Did I not mention at the outset that this comes to you direct from London and not my usual warm island? I am here at my wife’s request, celebrating a significant birthday on her behalf. We are seeing shows, visiting with our English friends, and reacquainting ourselves (post-COVID) with the restaurants and clubs we have always enjoyed in the past.

One of those shows was ABBA Voyage… and it is a trip. Somehow this rock n’ roll group from the late 70s got a lot of folks to put up north of a hundred million dollars to build a stadium and create a virtual reality concert that portends something ominous. There, on huge screens that wrap around a good portion of the arena, are the now nearly octogenarian rockers, digitally modified to look pretty much the way they did 40 years ago, minus that elusive something that is an essential part of personality.

On the stage are the fully decked-out rockers in the flesh… or are they? Calling them as I see them, and with my limited vocabulary in this idiom, they are something like holograms, apparently created by George “Star Wars” Lucas and his Industrial Light & Magic Company.

These avatars rock, roll, sing, and take an occasional “break” to intro a song or make a “joke” about how they are pleased to be looking so young for their age. This, I fear, is what show business is going to be like if the Writers’ strike goes on much longer.

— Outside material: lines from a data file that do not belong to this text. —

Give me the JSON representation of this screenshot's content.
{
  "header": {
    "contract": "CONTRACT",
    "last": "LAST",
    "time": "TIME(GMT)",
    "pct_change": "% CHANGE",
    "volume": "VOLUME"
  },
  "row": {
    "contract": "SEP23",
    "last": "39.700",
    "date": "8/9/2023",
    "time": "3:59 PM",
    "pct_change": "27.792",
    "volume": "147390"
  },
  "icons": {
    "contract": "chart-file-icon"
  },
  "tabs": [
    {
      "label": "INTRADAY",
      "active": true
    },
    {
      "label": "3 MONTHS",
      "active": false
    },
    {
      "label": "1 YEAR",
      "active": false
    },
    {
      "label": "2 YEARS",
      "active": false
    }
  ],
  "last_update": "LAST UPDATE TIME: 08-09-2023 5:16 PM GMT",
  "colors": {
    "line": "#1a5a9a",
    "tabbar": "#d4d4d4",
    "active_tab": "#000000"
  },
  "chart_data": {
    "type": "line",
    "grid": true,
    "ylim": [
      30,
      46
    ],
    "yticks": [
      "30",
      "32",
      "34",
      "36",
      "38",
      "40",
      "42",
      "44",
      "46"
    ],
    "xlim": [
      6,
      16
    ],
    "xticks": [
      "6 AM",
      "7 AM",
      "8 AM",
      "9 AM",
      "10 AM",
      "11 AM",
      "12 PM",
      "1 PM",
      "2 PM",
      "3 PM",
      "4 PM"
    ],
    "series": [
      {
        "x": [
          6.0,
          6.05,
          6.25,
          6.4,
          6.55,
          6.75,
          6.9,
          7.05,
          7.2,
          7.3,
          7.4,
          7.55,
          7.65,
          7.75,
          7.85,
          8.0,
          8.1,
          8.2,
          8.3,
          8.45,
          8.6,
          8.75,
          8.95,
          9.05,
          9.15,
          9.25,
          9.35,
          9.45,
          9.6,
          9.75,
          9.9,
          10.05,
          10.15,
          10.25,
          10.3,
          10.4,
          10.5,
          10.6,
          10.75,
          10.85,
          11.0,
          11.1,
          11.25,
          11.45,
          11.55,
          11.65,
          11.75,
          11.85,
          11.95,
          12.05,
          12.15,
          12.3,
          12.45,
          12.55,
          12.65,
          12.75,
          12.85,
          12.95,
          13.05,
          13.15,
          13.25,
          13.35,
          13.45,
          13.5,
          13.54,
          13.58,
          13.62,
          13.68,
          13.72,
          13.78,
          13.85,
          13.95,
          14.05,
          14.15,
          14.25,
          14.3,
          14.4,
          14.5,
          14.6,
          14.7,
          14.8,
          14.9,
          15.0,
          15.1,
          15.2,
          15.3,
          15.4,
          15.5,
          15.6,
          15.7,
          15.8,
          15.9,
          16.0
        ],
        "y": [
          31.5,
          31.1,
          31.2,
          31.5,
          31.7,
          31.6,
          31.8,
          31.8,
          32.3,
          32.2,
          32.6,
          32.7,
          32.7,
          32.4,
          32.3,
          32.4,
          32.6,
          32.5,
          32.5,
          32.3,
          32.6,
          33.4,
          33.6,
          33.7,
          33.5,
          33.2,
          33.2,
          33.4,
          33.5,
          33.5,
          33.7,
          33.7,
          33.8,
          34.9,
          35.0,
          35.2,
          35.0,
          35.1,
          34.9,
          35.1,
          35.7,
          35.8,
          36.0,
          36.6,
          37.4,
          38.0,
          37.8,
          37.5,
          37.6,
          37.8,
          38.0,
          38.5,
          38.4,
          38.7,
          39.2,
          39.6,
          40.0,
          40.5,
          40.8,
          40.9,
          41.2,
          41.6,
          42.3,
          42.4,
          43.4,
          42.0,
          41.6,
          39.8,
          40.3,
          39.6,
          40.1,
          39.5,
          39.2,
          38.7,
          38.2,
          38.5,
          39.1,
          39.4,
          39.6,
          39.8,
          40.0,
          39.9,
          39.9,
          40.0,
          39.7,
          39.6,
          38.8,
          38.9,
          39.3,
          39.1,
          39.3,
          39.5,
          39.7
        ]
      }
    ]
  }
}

It also makes you wonder if in the future Baz Luhrmann will be able to get financing for a film such as Elvis while introducing such a spectacular talent as Austin Butler in the title role. Why bother when one could simply electronically reproduce the “original?”

I hate to party poop and will not go on about the plastic Disney-like quality of the music itself. Instead, I will note that the audience… and there are thousands of them in this “theatre” … seem to love what they are seeing and hearing. They dance, they wave their arms (do they think they are at a Queen concert?) and they sing along. They are having a very good time, and don’t seem to mind at all the price tag which translates to something close to $200 per ticket…. For a movie without a plot.

In fairness, it is a very state of the art kinda flick, although the state of this art in 2023 is far from perfected. Still, it is impressive. As to what the future will bring, an ABBA lyric just may say it all:

How the brave new world arrives/ and I see how it thrives/ in the ashes of our lives.